Define a function that generates an arithmetic expression tree, given an infix arithmetic expression.

Assume there are only four binary operators involved (+, -, *, /), and there is no parenthesis, and every number is a single digit. * and / have higher precedence than + and -, and if two consecutive operators have the same precedence, they must be evaluated from left to right. We will write createArithmeticExpTree, a function that takes in a valid arithmetic expression as a string and generates an expression tree. Assume the following structure.

struct Node {

Node(char inVal, Node *inLeft, Node *inRight) : val(inVal), left(inLeft), right(inRight) {

}

char val;

Node *left;

Node *right;

};

Here is an implementation of createArithmeticExpTree, which uses a helper function called addOp.
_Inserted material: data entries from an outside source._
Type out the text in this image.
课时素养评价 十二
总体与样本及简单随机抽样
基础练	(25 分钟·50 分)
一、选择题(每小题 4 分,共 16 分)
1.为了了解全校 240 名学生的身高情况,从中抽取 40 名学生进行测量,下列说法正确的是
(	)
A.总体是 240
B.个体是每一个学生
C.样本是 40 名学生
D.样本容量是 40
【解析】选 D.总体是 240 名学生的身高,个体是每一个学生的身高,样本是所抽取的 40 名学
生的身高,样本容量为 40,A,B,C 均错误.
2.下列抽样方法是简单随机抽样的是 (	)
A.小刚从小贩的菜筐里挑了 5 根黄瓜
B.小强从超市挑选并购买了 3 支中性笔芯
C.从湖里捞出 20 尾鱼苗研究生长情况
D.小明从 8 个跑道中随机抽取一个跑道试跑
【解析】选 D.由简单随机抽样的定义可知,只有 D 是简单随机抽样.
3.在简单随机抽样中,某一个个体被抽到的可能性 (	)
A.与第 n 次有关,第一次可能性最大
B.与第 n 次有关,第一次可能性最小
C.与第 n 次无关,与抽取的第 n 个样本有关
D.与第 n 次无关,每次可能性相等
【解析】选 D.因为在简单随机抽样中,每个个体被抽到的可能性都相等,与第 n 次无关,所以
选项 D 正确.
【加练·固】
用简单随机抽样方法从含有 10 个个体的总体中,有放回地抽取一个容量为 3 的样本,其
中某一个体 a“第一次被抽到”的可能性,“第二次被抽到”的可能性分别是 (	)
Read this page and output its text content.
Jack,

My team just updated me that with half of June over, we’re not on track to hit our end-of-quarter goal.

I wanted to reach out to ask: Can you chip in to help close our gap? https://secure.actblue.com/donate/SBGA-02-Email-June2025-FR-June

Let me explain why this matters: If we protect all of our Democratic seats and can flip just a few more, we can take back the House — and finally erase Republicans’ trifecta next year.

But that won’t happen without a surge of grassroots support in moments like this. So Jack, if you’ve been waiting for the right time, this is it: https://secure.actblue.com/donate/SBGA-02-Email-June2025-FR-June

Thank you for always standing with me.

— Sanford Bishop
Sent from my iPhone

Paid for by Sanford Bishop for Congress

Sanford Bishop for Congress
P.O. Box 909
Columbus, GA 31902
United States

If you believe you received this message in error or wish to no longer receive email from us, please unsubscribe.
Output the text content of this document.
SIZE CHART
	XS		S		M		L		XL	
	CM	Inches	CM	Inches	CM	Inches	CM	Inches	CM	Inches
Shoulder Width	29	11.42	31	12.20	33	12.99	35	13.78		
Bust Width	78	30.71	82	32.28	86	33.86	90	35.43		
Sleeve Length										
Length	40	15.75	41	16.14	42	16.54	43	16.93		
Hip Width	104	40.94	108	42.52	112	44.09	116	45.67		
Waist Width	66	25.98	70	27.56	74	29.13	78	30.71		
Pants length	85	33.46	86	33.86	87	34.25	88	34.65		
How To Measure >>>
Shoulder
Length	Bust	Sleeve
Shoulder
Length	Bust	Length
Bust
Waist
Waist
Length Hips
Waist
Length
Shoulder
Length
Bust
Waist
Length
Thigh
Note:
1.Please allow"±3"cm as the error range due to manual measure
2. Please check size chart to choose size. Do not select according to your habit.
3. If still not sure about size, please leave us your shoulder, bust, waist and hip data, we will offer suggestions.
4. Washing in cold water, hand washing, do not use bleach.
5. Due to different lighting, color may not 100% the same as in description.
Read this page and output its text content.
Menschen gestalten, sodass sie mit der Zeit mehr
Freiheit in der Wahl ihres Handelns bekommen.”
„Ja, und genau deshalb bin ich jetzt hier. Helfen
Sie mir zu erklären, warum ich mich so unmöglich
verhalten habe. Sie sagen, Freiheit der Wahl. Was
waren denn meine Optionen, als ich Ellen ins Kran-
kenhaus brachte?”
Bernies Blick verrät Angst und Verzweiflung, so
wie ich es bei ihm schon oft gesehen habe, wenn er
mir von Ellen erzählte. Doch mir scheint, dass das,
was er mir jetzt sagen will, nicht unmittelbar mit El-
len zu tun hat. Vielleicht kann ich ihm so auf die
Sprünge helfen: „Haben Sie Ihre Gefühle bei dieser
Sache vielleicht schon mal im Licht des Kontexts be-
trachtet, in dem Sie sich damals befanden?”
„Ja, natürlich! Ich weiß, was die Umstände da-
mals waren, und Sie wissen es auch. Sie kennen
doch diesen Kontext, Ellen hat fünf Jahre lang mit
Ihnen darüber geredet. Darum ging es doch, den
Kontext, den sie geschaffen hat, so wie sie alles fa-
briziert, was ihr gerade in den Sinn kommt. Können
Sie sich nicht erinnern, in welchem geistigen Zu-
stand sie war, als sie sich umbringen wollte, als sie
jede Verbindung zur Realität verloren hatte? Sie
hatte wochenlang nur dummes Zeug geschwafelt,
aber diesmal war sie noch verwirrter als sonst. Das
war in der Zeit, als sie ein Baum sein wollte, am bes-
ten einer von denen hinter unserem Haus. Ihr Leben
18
Node *createArithmeticExpTree(string exp) {

if (exp.empty())

return NULL;

Node *root = new Node(exp[0],NULL, NULL);

for (int i = 1; i < exp.size(); i += 2)

root = addOp(root, exp[i], exp[i + 1]);

return root;

}

(a) On the next page, provide the implementation for addOp.

// op: an operator to be added

// digit: a right-hand side operand that goes with op

Node *addOp(Node *root, char op, char digit) {

}

(b) Write evaluate, which takes in an arithmetic expression tree and returns the evaluated result of the expression. Assume the division (/) is integer division (i.e., decimal points are cut off).

int evaluate(Node *root) {

}